Within the dressing-room there is an acknowledgement that this remains a work in progress.

"We're not going to hit the panic button," scrum-half Rhys Webb said. "We're going to stay positive and look forward to the challenge again on Saturday.

"We knew it was going to be tough coming over here. These teams are pretty special and the strength in depth they've got is amazing, so we knew it was going to be a challenge and credit to them on the win today.

"We know what they can do. They can score tries from anywhere. We just need to stay alert for the full 80 minutes."

The Lions will cling to the improvements in their cohesion and their set-piece, but they got little reward at scrum-time in particular, where Jack McGrath had Charlie Faumuina under pressure, but referee Pascal Gauzere was content to play off collapsed scrums which devalued the tourists' advantage.

In defence, they struggled with their spacing, and brilliant youngster Rieko Ioane threatened to cut loose at times. For those of us who have watched the Farrell defence in action with Ireland, the struggles on the edges of the back-line were a familiar sight.

But the greatest challenge for the Lions comes in attack. They have scored two tries in 160 minutes; last night's sole effort was a maul touch-down from CJ Stander, and the home side looked far more dangerous.

For all Rob Howley's talk of "chaos", the Blues were rarely troubled by their visitors with ball in hand, whether Dan Biggar or Johnny Sexton was running the show.

At no point did they look capable of unlocking the defence in the way the locals did for their winning try, a superb score of real quality from Ihaia West that deserved to settle matters.

"We played a lot better tonight," was Gatland's conclusion. "We put ourselves in a position to win the game.
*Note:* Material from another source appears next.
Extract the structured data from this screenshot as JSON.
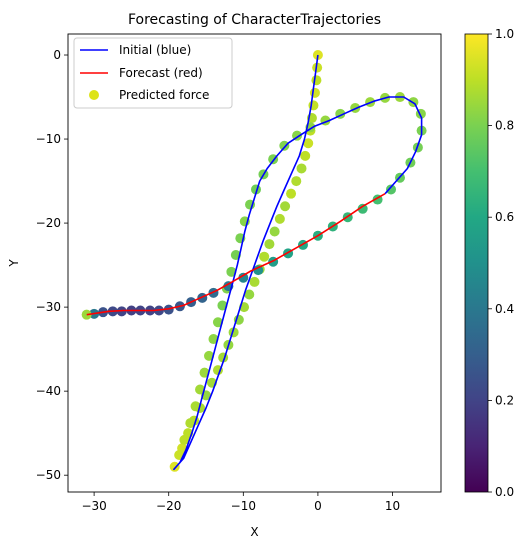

You can take a lot of positives from that and you can take a lot of things in your control that you can change and improve.


"Saturday is going to be another tough encounter but those players will have been together and gelled for that little bit longer, so I expect to see an improvement from tonight's performance again.

"There is so much strength in depth in this country, I don't think there is going to be a lot of difference between some of the Super Rugby sides and the All Blacks. These guys have been together for seven months and the All Blacks are coming together cold.

"There is a massive amount of strength in depth and I don't think an awful lot of difference between the teams."

It was a progression for the touring side, but that wasn't enough. Every few days they'll meet another all-singing, all-dancing Super Rugby side and suddenly it will be the two-time world champions in front of them. The schedule is unremitting.

In the face of such an enormous challenge, they need players to seize the moment and create opportunities for each other.

Only then will they have a chance of succeeding.